Alto Adige
Nuove direttive del Comando Generale dei Carabinieri per contrastare la violenza di genere: il caso di Giulia
Dopo la tragica morte di Giulia Cecchettin, il Comando Generale dei Carabinieri ha preso provvedimenti fermi per combattere la violenza di genere. Un comunicato, datato 29 novembre e firmato dal Generale Arturo Guarino, è stato inviato a tutte le stazioni e comandi locali, con istruzioni operative per assicurare risposte tempestive e efficaci alle segnalazioni di violenza.
Nel documento, si chiede un’immediata e accurata gestione di segnalazioni riguardanti “episodi di maltrattamenti, violenze e atti persecutori nei confronti di vittime vulnerabili”. L’attenzione posta sulle procedure è massima: ogni segnalazione deve essere gestita con sensibilità e rispetto delle procedure stabilite, fin dal primo momento di ricezione.
La necessità di queste nuove linee guida è emersa con chiarezza la sera dell’11 novembre, quando una telefonata al 112, alle 23.18, segnalava le urla di una ragazza, poi identificata come Giulia Cecchettin, nel parcheggio di Vigonovo. Nonostante la segnalazione, nessuna pattuglia giunse sul posto. La mancanza di intervento fu spiegata dal Comando con l’arrivo quasi simultaneo di altre due chiamate di emergenza, una per una rissa in un bar e l’altra per una lite a seguito di un incidente stradale.
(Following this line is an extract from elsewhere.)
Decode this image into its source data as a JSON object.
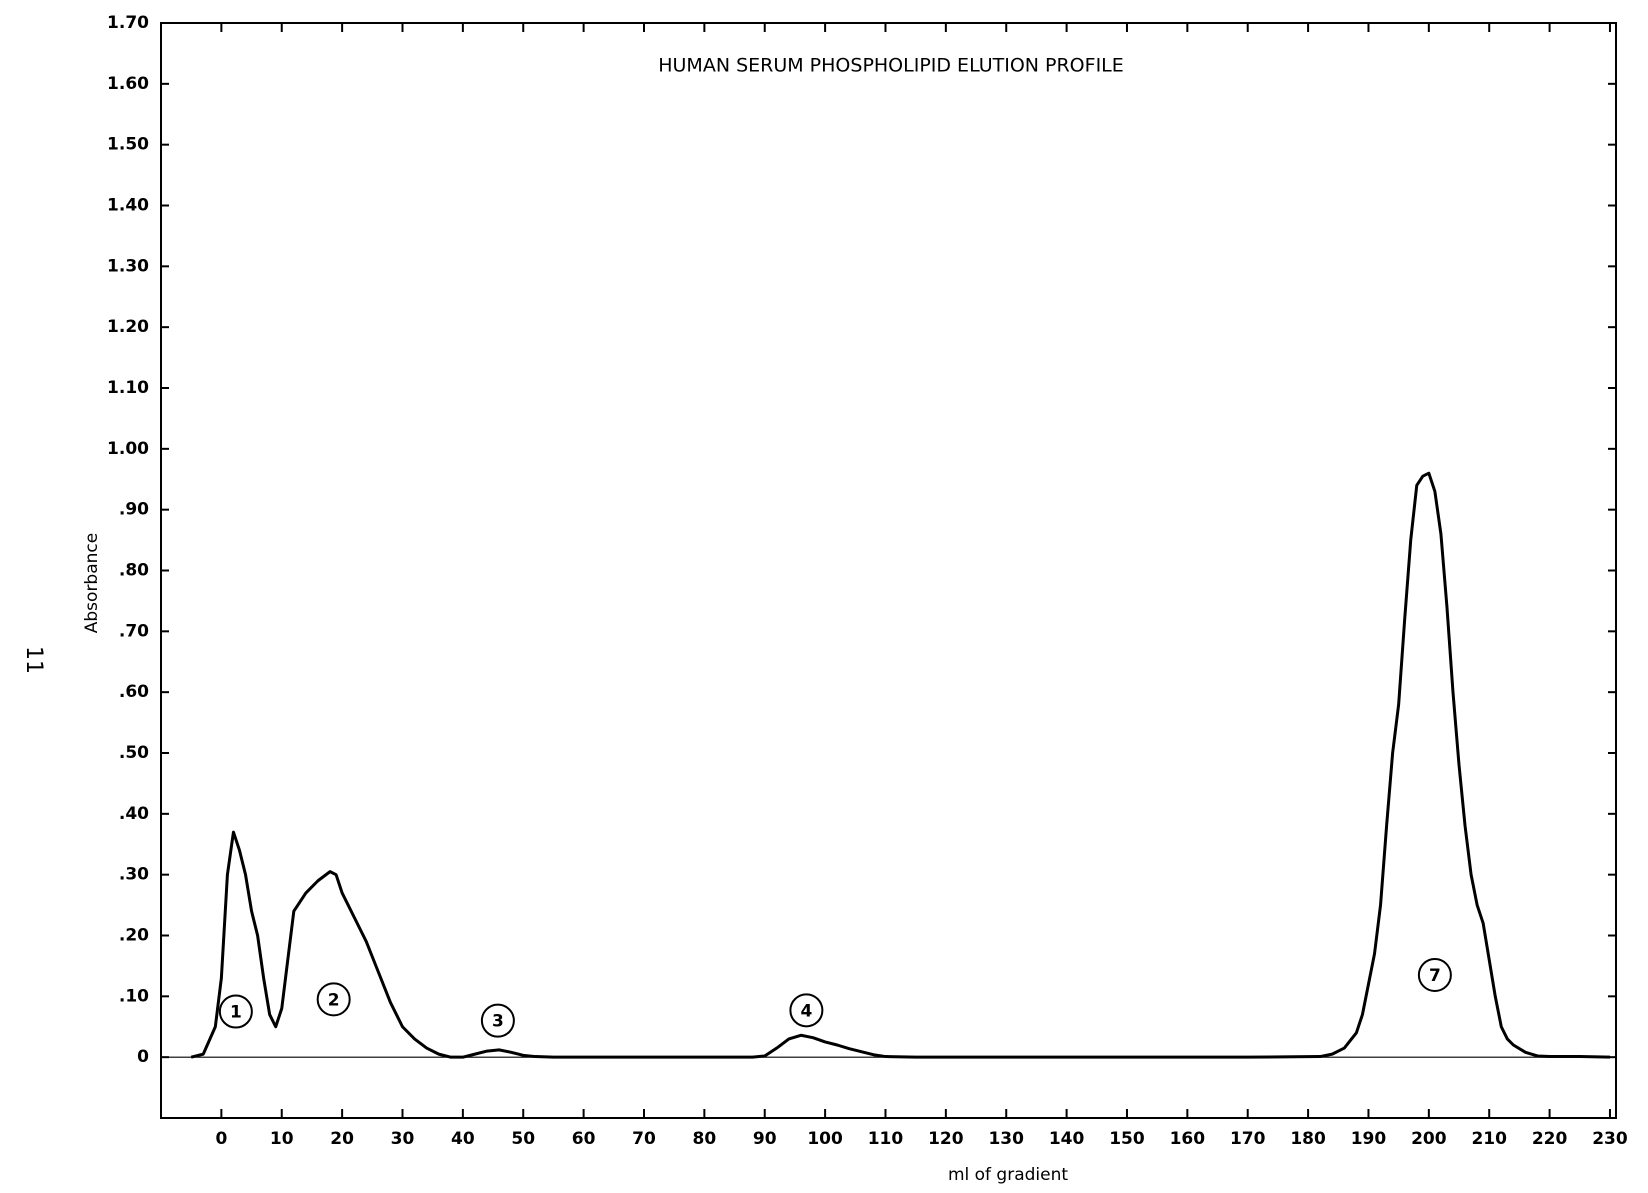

Con la nuova circolare, il Comando Generale chiede un rafforzamento dell’attenzione sul tema della violenza di genere. Oltre a sottolineare l’importanza di una gestione tempestiva e accurata degli interventi, si richiede a tutti i comandi di prendere iniziative per cercare possibili persone scomparse o autori di violenza, anche prima della formalizzazione della denuncia.
Le stazioni sul territorio sono esortate a formare il loro personale affinché ogni segnalazione sia gestita con la massima attenzione “fin dal primo momento”. Ogni segnalazione dovrebbe determinare l’invio di una pattuglia sul posto e l’attivazione dei reparti territorialmente competenti, ricorrendo se necessario ai militari “reperibili”.
Tuttavia, questa direttiva ha suscitato critiche dal sindacato Usmia, che ha sottolineato come la disponibilità dei militari, retribuita poco più di cinque euro, sia prevista solo in caso di calamità naturali. L’Usmia ha inoltre evidenziato come i tagli degli ultimi anni all’Arma dei Carabinieri hanno creato una carenza organica che compromette la capacità di rispondere efficacemente alle richieste di sicurezza dei cittadini. Il sindacato chiede quindi che le nuove responsabilità non ricadano ulteriormente sui militari in servizio, a meno che non vengano adeguatamente retribuite.